Fue, tal vez, la misa que Carmen Elgazu recordaría mas tarde como la más emotiva de su existencia, más que la del día de su boda. Una de las hermanas Campistol se apostó de centinela en al pasillo, atenta al menor ruido en la escalera. La otra hermana había abierto la ventana para que el sol rebotara contra la nuca de mosén Francisco. Carmen Elgazu y Pilar, dulcemente cubiertas de blanco sus cabezas, se habían arrodillado entre la cama y el ropero, extrañadas de que aquello fuera altar, de que la palmatoria chisporrotease, de que el misal fuera el Misal y de la ausencia de monaguillo. Daban ganas de no rezar en latín, de clamar en la propia lengua: «Me acercaré al altar de Dios. Dios, que es mi gozo y mi alegría».

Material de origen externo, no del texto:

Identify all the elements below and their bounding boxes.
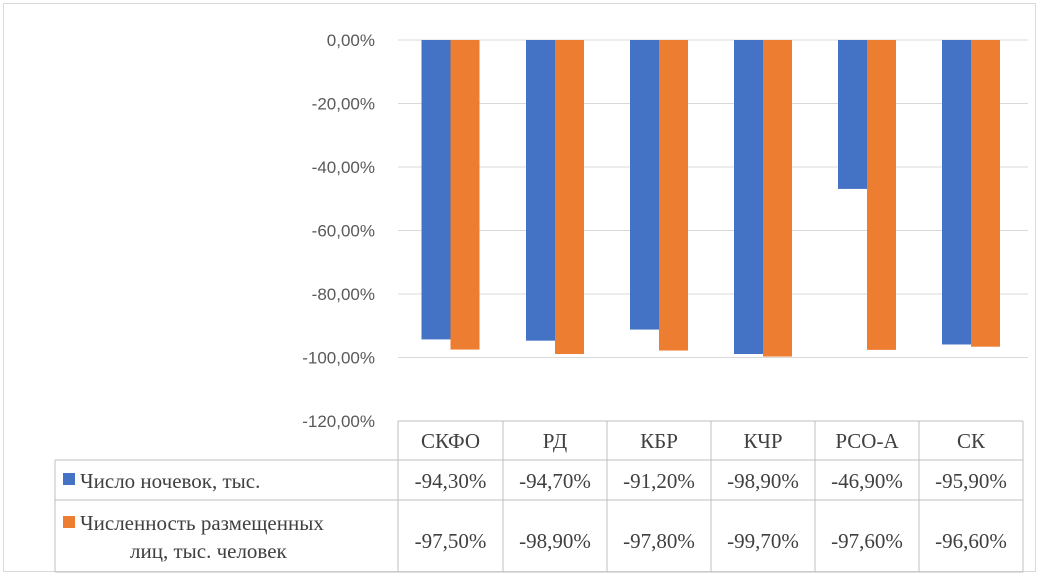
data-label: -97,80% xyxy=(623,529,695,553)
data-label: -97,50% xyxy=(415,529,487,553)
y-tick-label: -40,00% xyxy=(312,158,375,177)
bar-nights xyxy=(734,40,763,355)
data-label: -94,70% xyxy=(519,469,591,493)
category-label: СК xyxy=(957,429,986,453)
legend-key-guests xyxy=(63,516,75,528)
bar-guests xyxy=(555,40,584,355)
bar-guests xyxy=(971,40,1000,347)
y-tick-label: -20,00% xyxy=(312,95,375,114)
bar-nights xyxy=(630,40,659,330)
bar-guests xyxy=(659,40,688,351)
data-label: -96,60% xyxy=(935,529,1007,553)
y-tick-label: -100,00% xyxy=(302,349,375,368)
data-label: -98,90% xyxy=(727,469,799,493)
category-label: РД xyxy=(543,429,567,453)
data-label: -97,60% xyxy=(831,529,903,553)
bar-guests xyxy=(867,40,896,350)
y-tick-label: -80,00% xyxy=(312,285,375,304)
y-tick-label: -60,00% xyxy=(312,222,375,241)
y-tick-label: 0,00% xyxy=(327,31,375,50)
category-label: СКФО xyxy=(421,429,480,453)
legend-label: лиц, тыс. человек xyxy=(130,539,288,563)
legend-key-nights xyxy=(63,473,75,485)
bar-guests xyxy=(763,40,792,357)
data-label: -46,90% xyxy=(831,469,903,493)
category-label: КЧР xyxy=(743,429,782,453)
category-label: КБР xyxy=(640,429,678,453)
legend-label: Численность размещенных xyxy=(80,511,324,535)
bar-guests xyxy=(450,40,480,350)
category-label: РСО-А xyxy=(835,429,899,453)
bar-nights xyxy=(421,40,451,340)
bar-nights xyxy=(942,40,971,345)
legend-label: Число ночевок, тыс. xyxy=(80,469,260,493)
data-label: -98,90% xyxy=(519,529,591,553)
data-label: -95,90% xyxy=(935,469,1007,493)
data-label: -91,20% xyxy=(623,469,695,493)
y-tick-label: -120,00% xyxy=(302,412,375,431)
data-label: -94,30% xyxy=(415,469,487,493)
data-label: -99,70% xyxy=(727,529,799,553)
bar-nights xyxy=(526,40,555,341)
bar-nights xyxy=(838,40,867,189)
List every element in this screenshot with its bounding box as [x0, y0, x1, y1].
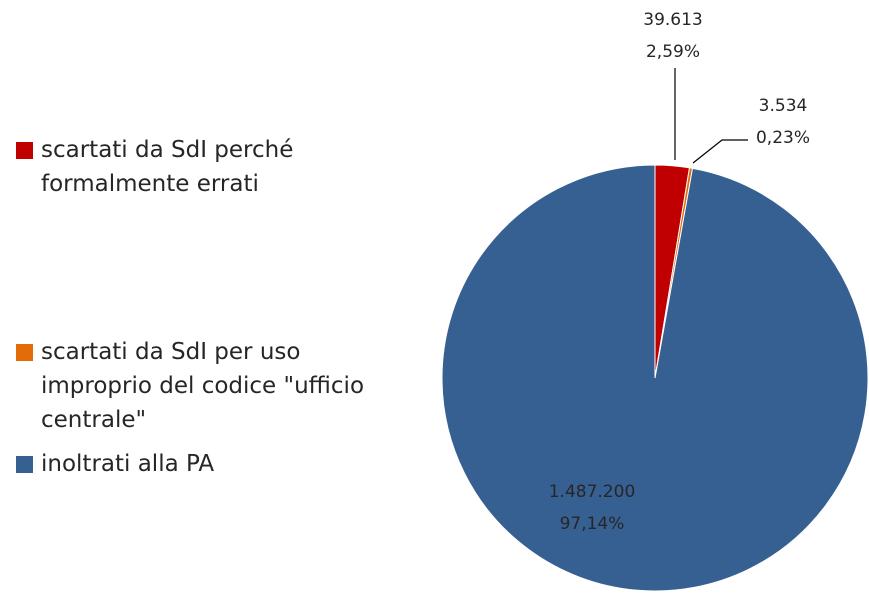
percent-label: 97,14% — [560, 514, 625, 534]
data-label: 1.487.200 — [549, 482, 636, 502]
legend-swatch — [16, 456, 33, 473]
legend-label: inoltrati alla PA — [41, 451, 215, 477]
legend-item: scartati da SdI per uso improprio del co… — [16, 335, 416, 437]
data-label: 39.613 — [643, 10, 702, 30]
percent-label: 0,23% — [756, 128, 810, 148]
legend-swatch — [16, 344, 33, 361]
legend-label: scartati da SdI per uso improprio del co… — [41, 339, 365, 433]
legend-item: inoltrati alla PA — [16, 447, 416, 481]
legend-swatch — [16, 142, 33, 159]
legend-item: scartati da SdI perché formalmente errat… — [16, 133, 416, 201]
pie-slice — [441, 164, 869, 592]
percent-label: 2,59% — [646, 42, 700, 62]
legend-label: scartati da SdI perché formalmente errat… — [41, 137, 294, 197]
leader-line — [692, 139, 748, 164]
data-label: 3.534 — [759, 96, 808, 116]
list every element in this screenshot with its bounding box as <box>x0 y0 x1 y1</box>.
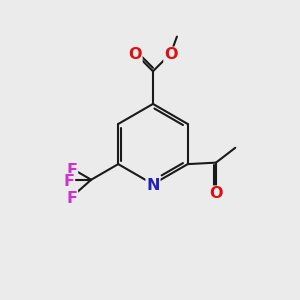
Text: O: O <box>164 47 178 62</box>
Text: F: F <box>63 174 74 189</box>
Text: F: F <box>66 163 77 178</box>
Text: F: F <box>66 191 77 206</box>
Text: O: O <box>209 186 223 201</box>
Text: N: N <box>146 178 160 193</box>
Text: O: O <box>128 47 142 62</box>
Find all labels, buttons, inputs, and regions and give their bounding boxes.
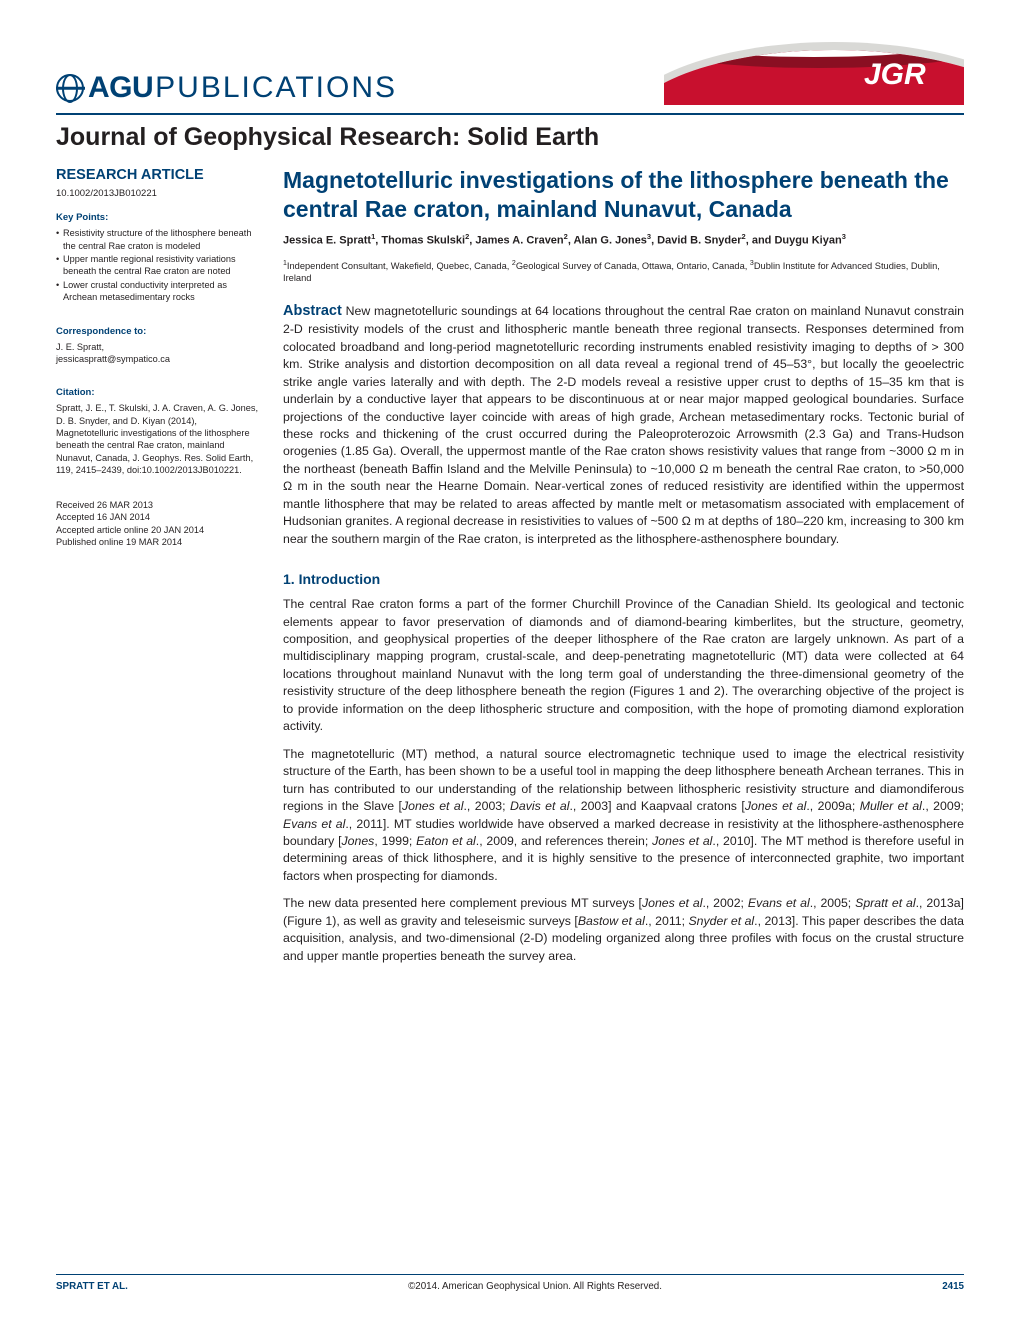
date-accepted: Accepted 16 JAN 2014 bbox=[56, 511, 261, 523]
authors-line: Jessica E. Spratt1, Thomas Skulski2, Jam… bbox=[283, 232, 964, 249]
list-item: Lower crustal conductivity interpreted a… bbox=[56, 279, 261, 304]
doi-text: 10.1002/2013JB010221 bbox=[56, 188, 261, 201]
dates-block: Received 26 MAR 2013 Accepted 16 JAN 201… bbox=[56, 499, 261, 549]
page-footer: SPRATT ET AL. ©2014. American Geophysica… bbox=[56, 1274, 964, 1292]
article-title: Magnetotelluric investigations of the li… bbox=[283, 166, 964, 224]
footer-copyright: ©2014. American Geophysical Union. All R… bbox=[408, 1281, 662, 1292]
jgr-badge-text: JGR bbox=[864, 58, 926, 91]
journal-title: Journal of Geophysical Research: Solid E… bbox=[56, 123, 964, 152]
section-heading-intro: 1. Introduction bbox=[283, 570, 964, 590]
publications-text: PUBLICATIONS bbox=[155, 71, 397, 105]
keypoints-heading: Key Points: bbox=[56, 212, 261, 225]
correspondence-block: Correspondence to: J. E. Spratt, jessica… bbox=[56, 326, 261, 366]
abstract-paragraph: Abstract New magnetotelluric soundings a… bbox=[283, 301, 964, 548]
date-published: Published online 19 MAR 2014 bbox=[56, 536, 261, 548]
abstract-body: New magnetotelluric soundings at 64 loca… bbox=[283, 304, 964, 546]
list-item: Upper mantle regional resistivity variat… bbox=[56, 253, 261, 278]
intro-paragraph-1: The central Rae craton forms a part of t… bbox=[283, 596, 964, 736]
agu-wordmark: AGU bbox=[56, 71, 153, 105]
publisher-logo: AGU PUBLICATIONS bbox=[56, 71, 397, 105]
citation-block: Citation: Spratt, J. E., T. Skulski, J. … bbox=[56, 387, 261, 476]
date-accepted-online: Accepted article online 20 JAN 2014 bbox=[56, 524, 261, 536]
main-columns: RESEARCH ARTICLE 10.1002/2013JB010221 Ke… bbox=[56, 166, 964, 975]
globe-icon bbox=[56, 74, 84, 102]
article-type-label: RESEARCH ARTICLE bbox=[56, 166, 261, 186]
abstract-label: Abstract bbox=[283, 303, 342, 319]
agu-text: AGU bbox=[88, 71, 153, 105]
footer-page-number: 2415 bbox=[942, 1281, 964, 1292]
sidebar: RESEARCH ARTICLE 10.1002/2013JB010221 Ke… bbox=[56, 166, 261, 975]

Mosén Francisco parecía ora cirio, ora antorcha, y cuando se golpeaba el pecho éste parecía retumbar. Las hermanas Campistol contestaban en voz bajísima al sacerdote, sin que Carmen Elgazu y Pilar pudieran acompañarlas por desconocer el texto latino de la Misa.

Pero no importaba. Carmen Elgazu rezaba mil plegarias a la vez, si bien echaba mucho de menos el rosario colgándole de los dedos. Cuando vio que el celebrante se corría a la izquierda y oyó la palabra «Epístola» pensó en San Pablo y le suplicó «¡Protégenos!» Cuando mosén Francisco se corrió a la derecha y pronunció la palabra «Evangelio», Carmen Elgazu pensó en Jesús y rezó: «Quiero amaros como Vos nos habéis amado». Cuando el sacerdote, sin la ayuda de nadie, se lavó las manos en una pequeña palangana, la esposa de Matías comprendió mejor que nunca que la misa era una herida.

Luego mosén Francisco ofreció el pan. Lo levantó mirando hacia lo alto. Era pan corriente y no de hostia, por lo que el «dánosle hoy» parecía más veraz. Acto seguido, el vicario ofreció el cáliz… ¡Santo Dios, no era cáliz, sino copa de cristal!; es decir, transparente… Los ojos de Carmen Elgazu quedaron prendidos en aquel encantamiento. Era la primera vez que la mujer veía por transparencia el vino del Ofertorio, el vino de la Consagración. El oro y la plata de los cálices eran hermosos, pero impenetrables; la humilde copa de champaña permitía participar directamente de aquel misterio sin par.

Mosén Francisco se volvió hacia las mujeres.

—«Rogad, hermanos, para que este sacrificio mío y vuestro…»

Mosén Francisco abrió los brazos como midiendo con ellos su capacidad de amor. Carmen Elgazu, de vez en cuando, miraba a Pilar, para comprobar si ésta seguía atenta. Le dolían las rodillas, pero ¡qué importaba! Mucho más le dolieron a Jesús. De pronto —¿dónde estaban las campanillas?— «Santo, Santo, Santo, Señor Dios de los Ejércitos —¡de los Ejércitos!—, llenos están los Cielos y la tierra de tu gloria.» Mosén Francisco terminó este cántico y se hundió en un gran silencio. Sólo se oía a Dios y la gente que subía y bajaba la escalera.